Nog even wat betreft de wapens. We hebben natuurlijk de wapens die in de circulaire staan, aangevuld in 2012 met de stiletto's, de vlindermessen, en de messen langer dan 28 centimeter. Maar daarnaast bepaalt de Wet wapens en munitie dat het bezit van in principe alle voorwerpen waarvan, gelet op hun aard of de omstandigheden waaronder zij worden aangetroffen, redelijkerwijs kan worden aangenomen dat zij zijn bestemd om letsel aan personen toe te brengen of te dreigen, strafbaar is. Ik wil toch nog wel even heel nadrukkelijk ook op deze bepaling wijzen. Dat is verboden en levert een strafbaar feit op. De minister van Justitie en Veiligheid is in overleg met onder anderen burgemeesters en de politie. Die gesprekken zijn ongelofelijk belangrijk. Ik denk dat met name grondig gesproken zal worden over het preventief fouilleren.
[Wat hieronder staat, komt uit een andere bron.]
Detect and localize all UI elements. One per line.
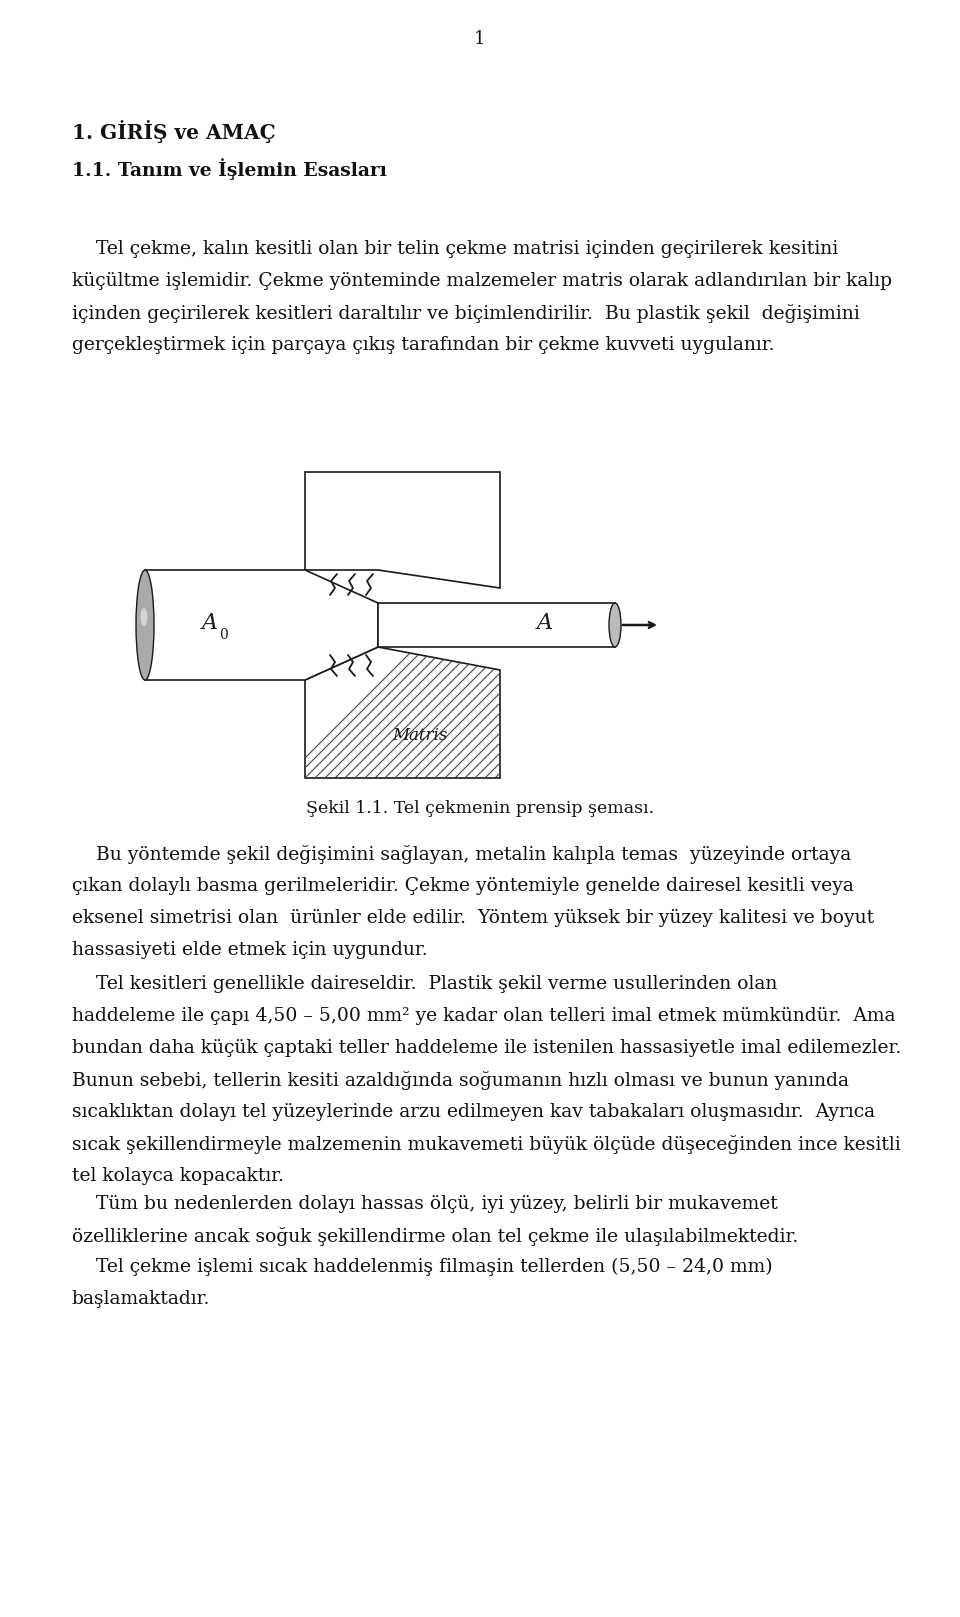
Text: bundan daha küçük çaptaki teller haddeleme ile istenilen hassasiyetle imal edile: bundan daha küçük çaptaki teller haddele… bbox=[72, 1040, 901, 1058]
Text: Tüm bu nedenlerden dolayı hassas ölçü, iyi yüzey, belirli bir mukavemet: Tüm bu nedenlerden dolayı hassas ölçü, i… bbox=[72, 1195, 778, 1213]
Polygon shape bbox=[378, 603, 615, 647]
Text: Tel kesitleri genellikle daireseldir.  Plastik şekil verme usullerinden olan: Tel kesitleri genellikle daireseldir. Pl… bbox=[72, 975, 778, 993]
Text: çıkan dolaylı basma gerilmeleridir. Çekme yöntemiyle genelde dairesel kesitli ve: çıkan dolaylı basma gerilmeleridir. Çekm… bbox=[72, 876, 853, 894]
Ellipse shape bbox=[609, 603, 621, 647]
Text: Bu yöntemde şekil değişimini sağlayan, metalin kalıpla temas  yüzeyinde ortaya: Bu yöntemde şekil değişimini sağlayan, m… bbox=[72, 846, 852, 863]
Polygon shape bbox=[145, 571, 378, 681]
Ellipse shape bbox=[136, 571, 154, 681]
Text: sıcak şekillendirmeyle malzemenin mukavemeti büyük ölçüde düşeceğinden ince kesi: sıcak şekillendirmeyle malzemenin mukave… bbox=[72, 1135, 900, 1155]
Polygon shape bbox=[305, 647, 500, 778]
Text: A: A bbox=[537, 611, 553, 634]
Text: eksenel simetrisi olan  ürünler elde edilir.  Yöntem yüksek bir yüzey kalitesi v: eksenel simetrisi olan ürünler elde edil… bbox=[72, 909, 875, 927]
Text: Şekil 1.1. Tel çekmenin prensip şeması.: Şekil 1.1. Tel çekmenin prensip şeması. bbox=[306, 800, 654, 817]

Maar de minister is zeker bereid om de uitkomsten van die gesprekken te delen met uw Kamer. Ik denk dat dit een goede suggestie is van de heer Van Wijngaarden.

De heer Van Wijngaarden (VVD):

Dank voor die toezegging. Ik vind het wel belangrijk om nog opgemerkt te hebben dat de omstandigheden waaronder je iets aantreft, bepalen of je het in beslag kunt nemen. Maar het mooie van een verbod is dat het überhaupt niet in de handel kan worden gebracht. Dan neemt dus ook de kans af dat een heel gevaarlijk mes überhaupt circuleert. Dat wil ik graag nog aan het kabinet meegeven en ik wil toch nog even reclame hebben gemaakt voor het messenverbod.

Dank u wel.

De voorzitter:

Dank u wel, meneer Van Wijngaarden. De staatssecretaris kan hierop nog reageren.

Staatssecretaris Broekers-Knol:

Voorzitter. Deze aanbeveling had ik al begrepen van de heer Van Wijngaarden. Maar zoals ik u zei, en zoals ik ook tegen de heer Van Wijngaarden zei, is de inzet van minister Grapperhaus met name op preventief fouilleren. Het gaat om preventie, en dan niet alleen via fouilleren, maar ook om preventie door bewustwording, gedragsverandering, jeugd- en jongerenwerk, ouders en scholen. Dat allemaal om ervoor te zorgen dat dit verschrikkelijke gedrag van jonge mensen, die met gevaarlijke messen rondlopen en daarmee gaan steken, verhinderd kan worden.

Dank u wel.

De voorzitter:

Dank u wel en dank u wel meneer Van Wijngaarden. Dan zijn we hiermee aan het einde gekomen van het mondelinge vragenuur. Ik schors de vergadering voor enkele ogenblikken en dan gaan we verder met de regeling van werkzaamheden.

De vergadering wordt enkele ogenblikken geschorst.